Energy history facts

From ancient times people use various energy sources. Geothermal energy were used for springs and heating, hydro and wind energy were used for mills, sailing, water pumps and other mechanical devices, solar energy was used for heating, biomass and coal were used for heating, illumination, cooking, and so on.  For example, nearly 2000 years ago the Greeks used water wheels to grind wheat into flour.

Steam engines were first serious “modern” power source in the world. Steam engines were mostly powered by biomass and coal. The first commercial steam-powered engine device was a water pump, developed in 1698 by Thomas Savery. It used a vacuum to raise water from below, then used steam pressure to raise it higher.
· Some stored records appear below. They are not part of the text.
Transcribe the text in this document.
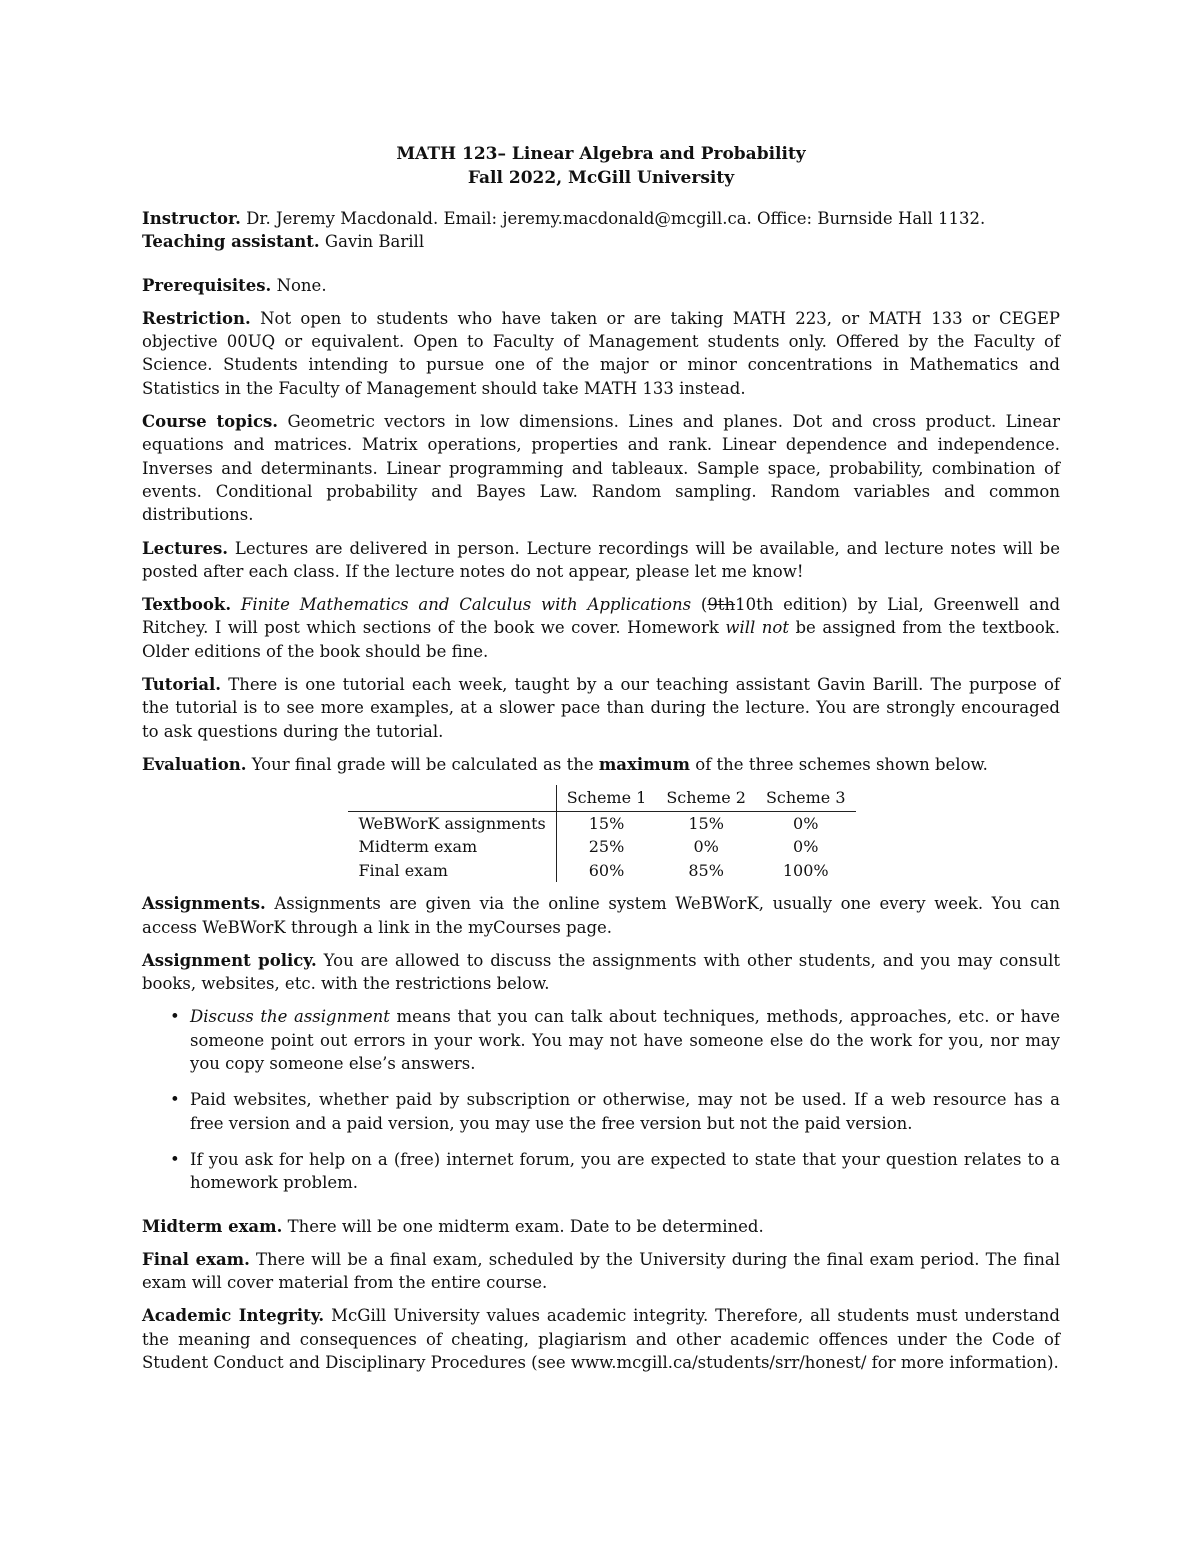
MATH 123– Linear Algebra and Probability
Fall 2022, McGill University

Instructor. Dr. Jeremy Macdonald. Email: jeremy.macdonald@mcgill.ca. Office: Burnside Hall 1132.

Teaching assistant. Gavin Barill

Prerequisites. None.

Restriction. Not open to students who have taken or are taking MATH 223, or MATH 133 or CEGEP objective 00UQ or equivalent. Open to Faculty of Management students only. Offered by the Faculty of Science. Students intending to pursue one of the major or minor concentrations in Mathematics and Statistics in the Faculty of Management should take MATH 133 instead.

Course topics. Geometric vectors in low dimensions. Lines and planes. Dot and cross product. Linear equations and matrices. Matrix operations, properties and rank. Linear dependence and independence. Inverses and determinants. Linear programming and tableaux. Sample space, probability, combination of events. Conditional probability and Bayes Law. Random sampling. Random variables and common distributions.

Lectures. Lectures are delivered in person. Lecture recordings will be available, and lecture notes will be posted after each class. If the lecture notes do not appear, please let me know!

Textbook. Finite Mathematics and Calculus with Applications (9th10th edition) by Lial, Greenwell and Ritchey. I will post which sections of the book we cover. Homework will not be assigned from the textbook. Older editions of the book should be fine.

Tutorial. There is one tutorial each week, taught by a our teaching assistant Gavin Barill. The purpose of the tutorial is to see more examples, at a slower pace than during the lecture. You are strongly encouraged to ask questions during the tutorial.

Evaluation. Your final grade will be calculated as the maximum of the three schemes shown below.

	Scheme 1	Scheme 2	Scheme 3
WeBWorK assignments	15%	15%	0%
Midterm exam	25%	0%	0%
Final exam	60%	85%	100%

Assignments. Assignments are given via the online system WeBWorK, usually one every week. You can access WeBWorK through a link in the myCourses page.

Assignment policy. You are allowed to discuss the assignments with other students, and you may consult books, websites, etc. with the restrictions below.

• Discuss the assignment means that you can talk about techniques, methods, approaches, etc. or have someone point out errors in your work. You may not have someone else do the work for you, nor may you copy someone else’s answers.
• Paid websites, whether paid by subscription or otherwise, may not be used. If a web resource has a free version and a paid version, you may use the free version but not the paid version.
• If you ask for help on a (free) internet forum, you are expected to state that your question relates to a homework problem.

Midterm exam. There will be one midterm exam. Date to be determined.

Final exam. There will be a final exam, scheduled by the University during the final exam period. The final exam will cover material from the entire course.

Academic Integrity. McGill University values academic integrity. Therefore, all students must understand the meaning and consequences of cheating, plagiarism and other academic offences under the Code of Student Conduct and Disciplinary Procedures (see www.mcgill.ca/students/srr/honest/ for more information).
Edwin Drake's 1859 well near Titusville, Pennsylvania, is popularly considered the first modern crude oil well. In the 1840s, the process to distill kerosene from crude oil was invented by James Young in Scotland and the first refinery was built by Ignacy Łukasiewicz, providing a cheaper alternative to whale oil.

The world's first power plant consisted of 24 dynamo electric generators which were driven by a steam engine. It was built by Sigmund Schuckert in the Bavarian town of Ettal (Germany) and went into operation in 1878. Power plant is industrial facility for the generation of electric power.
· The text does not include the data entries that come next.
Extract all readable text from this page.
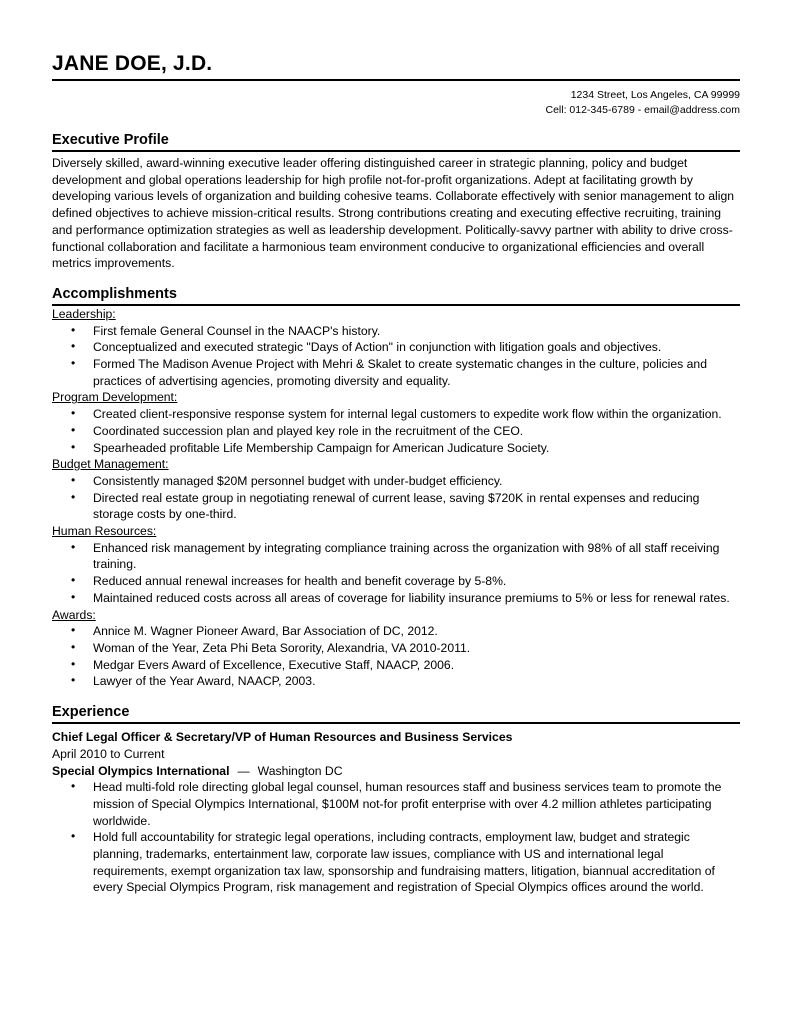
JANE DOE, J.D.
1234 Street, Los Angeles, CA 99999
Cell: 012-345-6789 - email@address.com
Executive Profile
Diversely skilled, award-winning executive leader offering distinguished career in strategic planning, policy and budget development and global operations leadership for high profile not-for-profit organizations. Adept at facilitating growth by developing various levels of organization and building cohesive teams. Collaborate effectively with senior management to align defined objectives to achieve mission-critical results. Strong contributions creating and executing effective recruiting, training and performance optimization strategies as well as leadership development. Politically-savvy partner with ability to drive cross-functional collaboration and facilitate a harmonious team environment conducive to organizational efficiencies and overall metrics improvements.
Accomplishments
Leadership:
• First female General Counsel in the NAACP's history.
• Conceptualized and executed strategic "Days of Action" in conjunction with litigation goals and objectives.
• Formed The Madison Avenue Project with Mehri & Skalet to create systematic changes in the culture, policies and practices of advertising agencies, promoting diversity and equality.
Program Development:
• Created client-responsive response system for internal legal customers to expedite work flow within the organization.
• Coordinated succession plan and played key role in the recruitment of the CEO.
• Spearheaded profitable Life Membership Campaign for American Judicature Society.
Budget Management:
• Consistently managed $20M personnel budget with under-budget efficiency.
• Directed real estate group in negotiating renewal of current lease, saving $720K in rental expenses and reducing storage costs by one-third.
Human Resources:
• Enhanced risk management by integrating compliance training across the organization with 98% of all staff receiving training.
• Reduced annual renewal increases for health and benefit coverage by 5-8%.
• Maintained reduced costs across all areas of coverage for liability insurance premiums to 5% or less for renewal rates.
Awards:
• Annice M. Wagner Pioneer Award, Bar Association of DC, 2012.
• Woman of the Year, Zeta Phi Beta Sorority, Alexandria, VA 2010-2011.
• Medgar Evers Award of Excellence, Executive Staff, NAACP, 2006.
• Lawyer of the Year Award, NAACP, 2003.
Experience
Chief Legal Officer & Secretary/VP of Human Resources and Business Services
April 2010 to Current
Special Olympics International — Washington DC
• Head multi-fold role directing global legal counsel, human resources staff and business services team to promote the mission of Special Olympics International, $100M not-for profit enterprise with over 4.2 million athletes participating worldwide.
• Hold full accountability for strategic legal operations, including contracts, employment law, budget and strategic planning, trademarks, entertainment law, corporate law issues, compliance with US and international legal requirements, exempt organization tax law, sponsorship and fundraising matters, litigation, biannual accreditation of every Special Olympics Program, risk management and registration of Special Olympics offices around the world.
The first commercial power plant in the United States using three-phase alternating current was at the Mill Creek No. 1 Hydroelectric Plant near Redlands, California, in 1893 designed by Almirian Decker.

In 1878 the world's first hydroelectric power scheme was developed at Cragside in Northumberland, England by William George Armstrong. It was used to power a single arc lamp in his art gallery.

The first major hydro-electric power plants were built by Nikola Tesla and George Westinghouse in 1895 on Niagara Falls (USA). These Power Plants practically started the electrification of the world.

In 1911 the world's first commercial geothermal power plant was built in Larderello, Italy. Experimental generators were built in Beppu, Japan and the Geysers, California, in the 1920s, but Italy was the world's only industrial producer of geothermal electricity until 1958.

Photoelectric effect was first observed 1839 by Edmond Becquerel, a physicist from France. In year 1876 Adams and Day observed the photovoltaic effect in solid selenium.  Modern solar cell was discovered in 1954. The first 1 MWP solar park was built by Arco Solar at Lugo near Hesperia, California at the end of 1982, followed in 1984 by a 5.6 MWP installation in Carrizo Plain.

On June 27, 1954, the USSR's Obninsk Nuclear Power Plant became the world's first nuclear power plant to generate electricity for a power grid, and produced around 5 megawatts of electric power. Obninsk is in today’s Russia.

About 500 B.C. the Chinese discovered the potential of natural gas. Finding places where gas was seeping to the surface, the Chinese formed crude pipelines out of bamboo shoots to transport the gas, where it was used to boil sea water, separating the salt and making it drinkable. Britain was the first country to commercialize the use of natural gas. Around 1785, natural gas produced from coal was used to light houses, as well as streetlights.

Opened on the 26th November 1966, the Rance Tidal Power Station is the world's first tidal power station and also the world's second biggest tidal power station. The facility is located on the estuary of the Rance River, in Brittany, France.

An early application of wave power was a device constructed around 1910 by Bochaux-Praceique to light and power his house at Royan, near Bordeaux in France. In 2008, the first experimental wave farm was opened in Portugal, at the Aguçadoura Wave Park.